Data science created unprecedented opportunities but also new risks. Data science techniques might expose sensitive traits of individuals and invade their privacy, this information could be used to discriminate people based on their presumed characteristics, or profiles. Sophisticated data driven machine learning algorithms yield classification and prediction models of behavioral traits of individuals, such as credit score, insurance risk, health status, personal preferences and orientations, on the basis of personal data disseminated in the digital environment by users, with or sometimes without their awareness. Such automated decision-making systems are often “black boxes”, mapping user’s features into a class label or a ranking value without exposing the reasons .

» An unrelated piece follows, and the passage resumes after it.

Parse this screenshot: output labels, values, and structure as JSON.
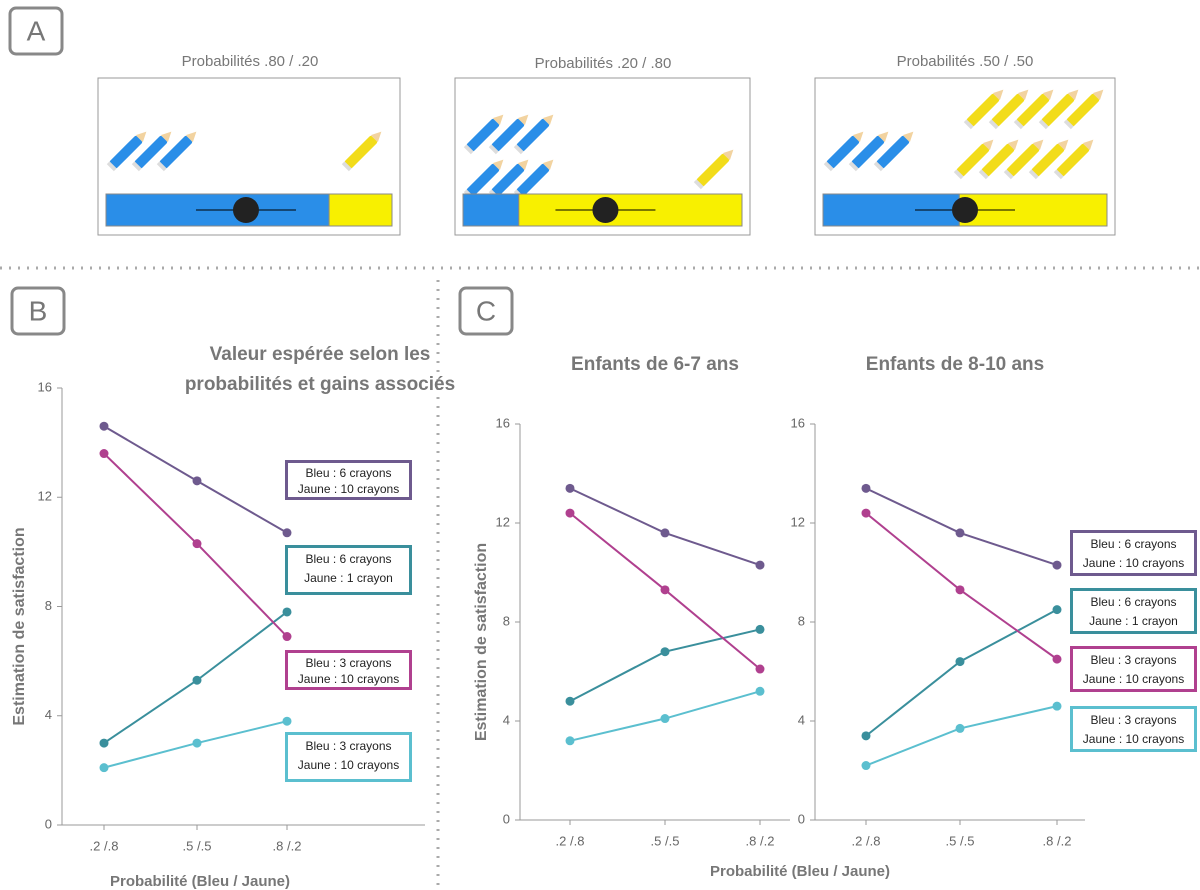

This is worrying not only for the lack of transparency, which undermines the trust of stakeholders, but also for possible social biases and prejudices hidden in the training data and learned by the algorithms, which may bring to discriminatory decisions or unfair actions. Gartner says that, within 2018, half of business ethics violations will occur through improper use of Big Data analytics .
Often, the achievements of data science are the result of re-interpreting available data for analysis goals that differ from the original reasons motivating data collection. Examples include mobile phone call records, originally collected by telecom operators for billing and operations, used for accurate and timely demography and human mobility analysis at country orregional scale. This re-purposing of data clearly shows the importance of legal compliance and data ethics technologies and safeguards to protect privacy and anonymity, secure data, engage users, avoid discrimination and misuse, account for transparency and fair use — to the purpose of seizing the opportunities of data science while controlling the associated risks. This is the focus of my lecture.